Cuts and Protests

London protest
photo Neil Cummings flickr
Spending cuts will be an emotive issue, especially for people facing job losses. But, is the TUC correct to say there is an alternative to the government’s spending cuts? (TUC Link)

UK annual borrowing (PSNB) is forecast to be £149 2010/11 (12% of GDP). This is one of highest peace time borrowing requirements the UK has ever had. We cannot rely on economic growth alone to reduce borrowing to sustainable levels. The government argues that without drastic action the UK could:

  • Face higher interest rates as investors become nervous over size of UK debt. Higher interest rates would lead to lower investment and spending.
  • The government claim, spending cuts would help restore confidence to economy and this would boost growth.
  • Without action, the UK could follow the fate of Ireland, Greece and Portugal in suffering debt downgrades and risk of debt default.


  • UK public sector debt is not the highest in Europe. (excluding financial sector intervention, UK debt is only 58% of GDP. Compared to 144% for Greece, France 83%, Italy 113%
  • Not being in the Euro gives the UK an advantage. The UK can devalue sterling to gain competitiveness – something Portugal and Ireland have been unable to do.
  • UK interest rates on 10 year long term debt is 3.5% compared to 12% in Greece.
  • UK has one of longest average maturity dates for debt – 14 years. This means there is less stress on refinancing debt in short term.
  • Countries with rapid spending cuts Ireland and Portugal have seen their public finances deteriorate. Bond investors have been scared away by the combination of debt, deflation and falling economic growth.

I do believe, it would have been better to delay spending cuts and make them less stringent. The speed and scale threaten to derail a fragile recovery. This will lower growth and reduce cyclical tax revenues.

Long Term Plan

However, we do need a long term plan. This will involve decisions such as raising retirement age and evaluating generosity of public sector pensions.

The TUC are correct to question the necessity for short term cuts, but, they do need to also accept the necessity of making some sacrifices as part of a long term debt reduction plan.

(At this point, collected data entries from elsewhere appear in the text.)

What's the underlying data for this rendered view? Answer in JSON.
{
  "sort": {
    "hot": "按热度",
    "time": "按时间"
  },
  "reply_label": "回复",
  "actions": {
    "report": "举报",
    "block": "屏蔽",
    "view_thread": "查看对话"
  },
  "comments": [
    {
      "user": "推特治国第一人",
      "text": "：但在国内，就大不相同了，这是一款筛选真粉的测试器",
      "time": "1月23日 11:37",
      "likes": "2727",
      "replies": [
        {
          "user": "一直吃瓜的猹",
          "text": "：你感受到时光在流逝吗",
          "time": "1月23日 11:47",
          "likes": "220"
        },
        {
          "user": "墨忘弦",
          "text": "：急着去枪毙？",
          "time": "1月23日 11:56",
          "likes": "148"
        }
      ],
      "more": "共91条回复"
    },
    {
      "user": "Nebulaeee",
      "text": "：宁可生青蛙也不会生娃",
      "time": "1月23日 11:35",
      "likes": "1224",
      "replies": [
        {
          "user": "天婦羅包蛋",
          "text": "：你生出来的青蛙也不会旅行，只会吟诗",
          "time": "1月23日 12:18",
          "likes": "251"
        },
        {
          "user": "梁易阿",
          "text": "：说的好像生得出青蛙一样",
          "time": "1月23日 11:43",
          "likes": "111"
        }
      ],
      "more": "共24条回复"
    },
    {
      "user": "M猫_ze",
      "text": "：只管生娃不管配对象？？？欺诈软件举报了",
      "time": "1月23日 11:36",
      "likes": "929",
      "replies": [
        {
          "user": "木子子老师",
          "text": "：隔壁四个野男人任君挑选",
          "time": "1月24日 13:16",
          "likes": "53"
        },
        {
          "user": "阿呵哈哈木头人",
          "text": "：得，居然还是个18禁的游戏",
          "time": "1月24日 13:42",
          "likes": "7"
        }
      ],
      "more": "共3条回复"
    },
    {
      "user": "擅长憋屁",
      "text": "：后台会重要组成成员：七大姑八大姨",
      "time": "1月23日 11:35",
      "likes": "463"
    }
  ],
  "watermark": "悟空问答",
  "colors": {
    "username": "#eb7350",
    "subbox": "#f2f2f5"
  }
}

You can’t reduce £150bn annual debt, solely by taxing bankers (no matter how attractive that might appear)

2 thoughts on “Cuts and Protests”

  1. “Spending cuts will be an emotive issue, especially for people facing job losses.” I’m not so sure.

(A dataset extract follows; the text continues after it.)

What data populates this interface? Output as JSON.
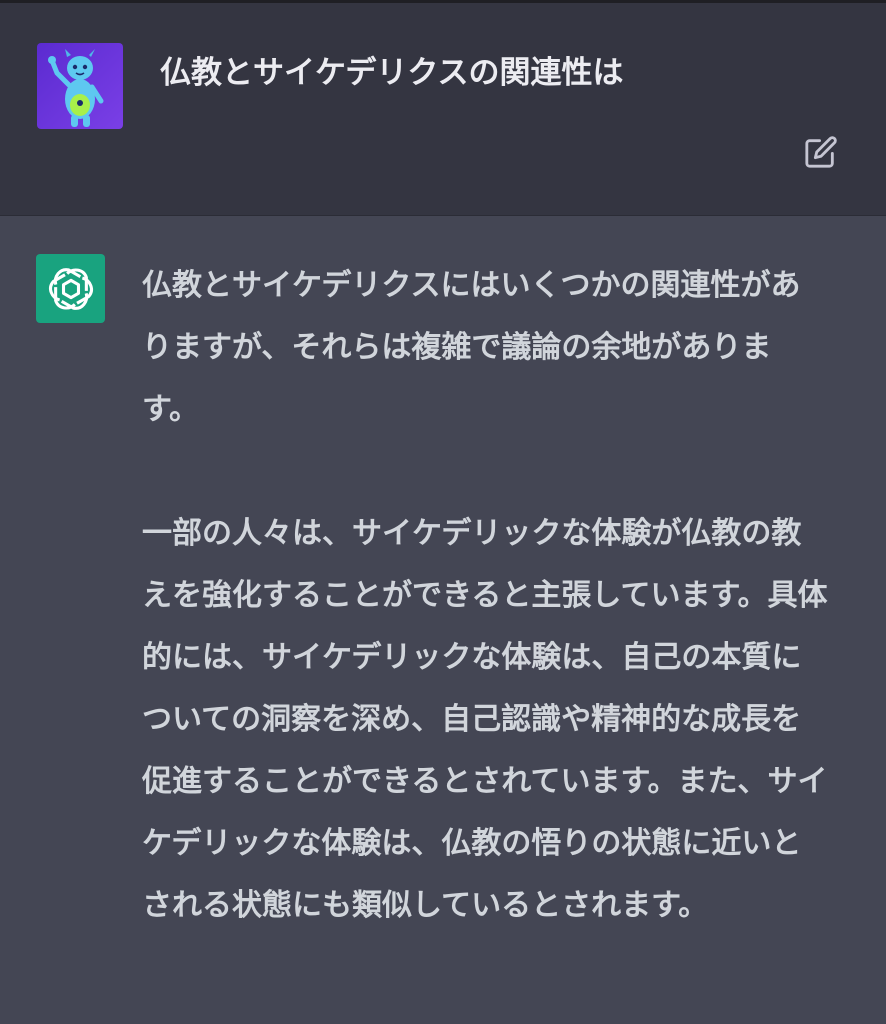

    I have a friend who works in the Durham County offices. He says people there are falling over themselves to be made redundant, and because of the generous redundancy pay-offs.

    And according to a Sunday Times article “Councils line up £1.5bn in payoffs” by Robin Henry, council staff get four times as much money on redundancy as in the private sector. Henry got his info from the Chartered Institute of Personell Development.

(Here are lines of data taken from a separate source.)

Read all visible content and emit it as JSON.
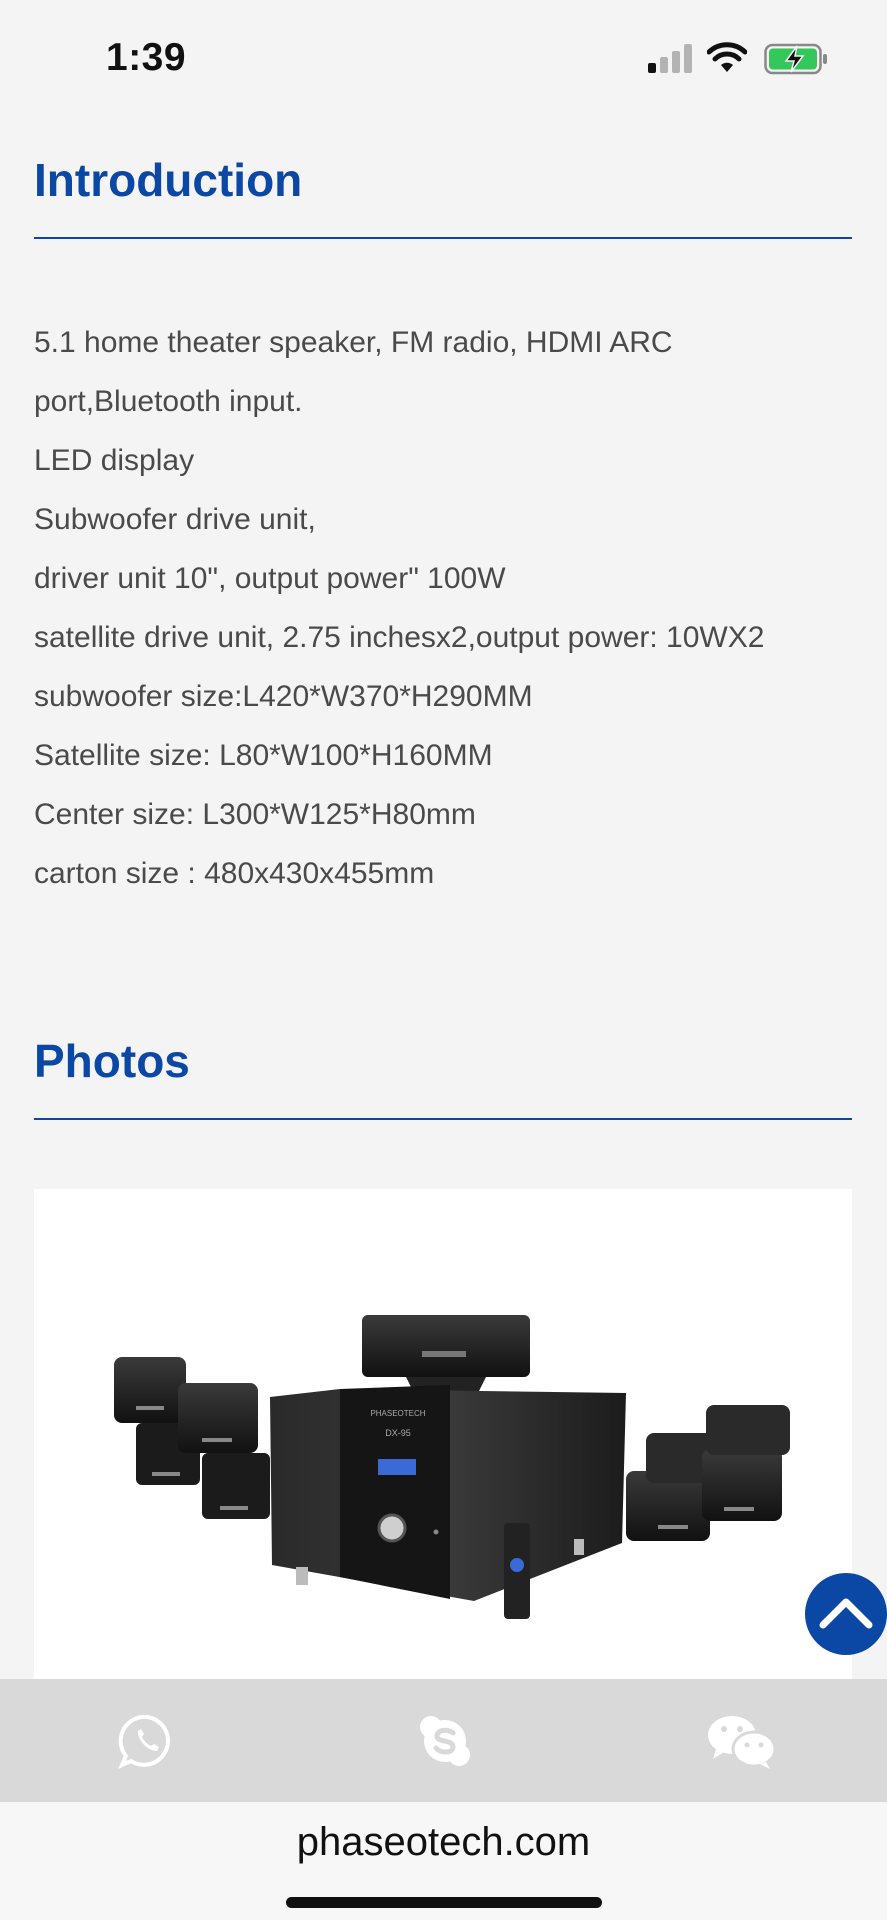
{
  "status_bar": {
    "time": "1:39",
    "signal_icon": "cellular-signal-icon",
    "wifi_icon": "wifi-icon",
    "battery_icon": "battery-charging-icon",
    "battery_color": "#34c759"
  },
  "introduction": {
    "title": "Introduction",
    "lines": [
      "5.1 home theater speaker, FM radio, HDMI ARC",
      "port,Bluetooth input.",
      "LED display",
      "Subwoofer drive unit,",
      "driver unit 10\", output power\" 100W",
      "satellite drive unit, 2.75 inchesx2,output power: 10WX2",
      "subwoofer size:L420*W370*H290MM",
      "Satellite size: L80*W100*H160MM",
      "Center size: L300*W125*H80mm",
      "carton size : 480x430x455mm"
    ]
  },
  "photos": {
    "title": "Photos",
    "image_icon": "home-theater-speaker-system-photo",
    "display_text": "DX-95",
    "brand_text": "PHASEOTECH"
  },
  "scroll_top": {
    "icon": "chevron-up-icon"
  },
  "bottom_bar": {
    "items": [
      {
        "icon": "whatsapp-icon"
      },
      {
        "icon": "skype-icon"
      },
      {
        "icon": "wechat-icon"
      }
    ]
  },
  "browser": {
    "url": "phaseotech.com"
  },
  "colors": {
    "accent": "#0b47a4",
    "text": "#4a4a4a",
    "background": "#f4f4f4",
    "bottom_bar": "#d9d9d9"
  }
}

  2. Please can you explain something?

    My understanding is that the UK deficit in 2007 was 34 billion, and by 2009 it had risen to a completely unsustainable 150 billion. That’s a 340% increase in two years, and you seem to indicate that the main reason for that increase was unemployment caused by the financial crisis.

    So if unemployment is the main source of the problem, should we be cutting public spending and public services, or should we be working at creating jobs? Clearly the government can’t make money by employing people itself – that would be like trying to push your car while sitting in it – but the government does get cheap labour since all the tax returns to it (plus wage costs are partially offset by lowered benefit costs), and government projects increase private employment too. Employed people spend more. Plus they can and will borrow.

    My main concern would be that cuts will cause further unemployment, and hence lead to an even bigger deficit (less income tax and more unemployment benefit) despite us losing all our public services in the process.

    Am I missing the point here? I would be very grateful for some clarification.